Executive privilege
From Wikipedia, the free encyclopedia
Executive privilege is the power held by the President of the United States and other members of the executive branch that allows them to resist certain search warrants and other encroachments. As presidents since George Washington and Thomas Jefferson have argued, the separation of powers embodied in the United States Constitution implies that each branch will be permitted to operate within limits free to some degree from the control or supervision of the other. The Supreme Court re-affirmed this in the case United States v. Nixon.
The concept of executive privilege is a legally murky one, and the Constitution does not mention it, though some consider it to be an element of the separation of powers doctrine. The history of Executive privilege underscores the untested nature of the doctrine, since Presidents have generally sidestepped open confrontations with Congress and the courts over this issue by first asserting the privilege, then producing some of the documents requested on an assertedly voluntary basis.
Jefferson set the precedent for this in the trial of Aaron Burr for treason in 1807. Burr asked the court to issue a subpoena duces tecum to compel Jefferson to provide his private letters concerning Burr. Chief Justice John Marshall, a strong proponent of the powers of the federal government but also a political opponent of Jefferson, ruled that the Sixth Amendment to the Constitution, which allows for these sorts of court orders for criminal defendants, did not provide any exception for the president. As for Jefferson's claim that disclosure of the document would imperil public safety, Marshall held that the court, not the president, would be the judge of that. Jefferson complied with Marshall's order, but claimed he was doing so voluntarily. President Bill Clinton did the same when agreeing to testify before the grand jury called by Independent Counsel Kenneth Starr only after negotiating the terms under which he would appear.
The Supreme Court addressed executive privilege in United States v. Nixon, the 1974 case involving the demand by Watergate special prosecutor Leon Jaworski that Richard Nixon produce the audiotapes of conversations in the Oval Office of the White House in connection with criminal charges being brought against members of the Nixon Administration. Nixon invoked the privilege and refused to produce any records.
The Supreme Court did not reject that claim out of hand; it noted, in fact, "the valid need for protection of communications between high Government officials and those who advise and assist them in the performance of their manifold duties" and that "[h]uman experience teaches that those who expect public dissemination of their remarks may well temper candor with a concern for appearances and for their own interests to the detriment of the decisionmaking process." This is very similar to the logic that the Court had used in establishing an "executive immunity" defense for high office-holders charged with violating citizens' constitutional rights in the course of performing their duties.

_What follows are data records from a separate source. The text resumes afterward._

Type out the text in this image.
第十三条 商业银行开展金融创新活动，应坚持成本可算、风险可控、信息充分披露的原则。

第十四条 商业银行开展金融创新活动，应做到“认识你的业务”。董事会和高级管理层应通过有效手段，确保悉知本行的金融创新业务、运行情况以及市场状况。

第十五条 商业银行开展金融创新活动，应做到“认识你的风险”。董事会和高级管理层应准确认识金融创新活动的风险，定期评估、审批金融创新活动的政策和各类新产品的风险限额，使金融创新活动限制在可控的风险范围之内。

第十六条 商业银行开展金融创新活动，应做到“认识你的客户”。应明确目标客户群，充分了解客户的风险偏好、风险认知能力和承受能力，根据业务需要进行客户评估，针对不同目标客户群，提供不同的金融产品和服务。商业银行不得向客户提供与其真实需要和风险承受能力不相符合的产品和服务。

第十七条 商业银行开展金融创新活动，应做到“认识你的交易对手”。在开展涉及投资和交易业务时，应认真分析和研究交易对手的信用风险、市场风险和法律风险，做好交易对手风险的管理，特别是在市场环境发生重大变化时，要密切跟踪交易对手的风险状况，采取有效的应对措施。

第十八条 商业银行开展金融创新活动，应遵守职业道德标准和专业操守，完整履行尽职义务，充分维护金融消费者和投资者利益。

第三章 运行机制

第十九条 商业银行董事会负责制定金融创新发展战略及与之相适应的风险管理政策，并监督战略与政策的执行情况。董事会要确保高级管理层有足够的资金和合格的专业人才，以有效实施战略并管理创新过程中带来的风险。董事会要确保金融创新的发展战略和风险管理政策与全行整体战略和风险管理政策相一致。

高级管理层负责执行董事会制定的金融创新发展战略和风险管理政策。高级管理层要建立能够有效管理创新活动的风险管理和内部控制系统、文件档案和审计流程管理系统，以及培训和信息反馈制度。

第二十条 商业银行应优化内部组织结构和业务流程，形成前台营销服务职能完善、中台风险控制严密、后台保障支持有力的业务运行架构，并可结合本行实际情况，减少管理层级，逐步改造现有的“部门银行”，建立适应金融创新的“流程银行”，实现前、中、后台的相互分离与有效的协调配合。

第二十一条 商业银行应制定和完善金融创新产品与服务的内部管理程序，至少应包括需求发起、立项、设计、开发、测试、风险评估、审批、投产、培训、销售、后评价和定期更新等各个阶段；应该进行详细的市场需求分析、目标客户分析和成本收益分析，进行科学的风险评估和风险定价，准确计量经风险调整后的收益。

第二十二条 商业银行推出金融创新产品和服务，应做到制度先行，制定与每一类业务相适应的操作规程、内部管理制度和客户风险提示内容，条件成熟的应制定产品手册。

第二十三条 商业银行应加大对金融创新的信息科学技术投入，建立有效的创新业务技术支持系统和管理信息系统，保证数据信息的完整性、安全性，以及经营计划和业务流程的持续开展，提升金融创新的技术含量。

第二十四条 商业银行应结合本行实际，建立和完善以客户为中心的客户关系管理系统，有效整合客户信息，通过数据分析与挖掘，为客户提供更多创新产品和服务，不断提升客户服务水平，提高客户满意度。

The Supreme Court however DID reject the notion that the President has an "absolute privilege." The Supreme Court stated: "To read the Art.II powers of the President as providing an absolute privilege as against a subpoena essential to enforcement of criminal statutes on no more than a genaralized claim of the public interest in confidentiality of nonmilitary and nondiplomatic discussions would upset the constitutional balance of 'a workable government' and graveley impair the role of the courts under Art. III" 418 U.S. 683, 707.
The Court did not, on the other hand, accept Nixon's privilege argument on the facts of that case. Because Nixon had asserted only a generalized need for confidentiality, the Court held that the larger public interest in obtaining the truth in the context of a criminal prosecution took precedence.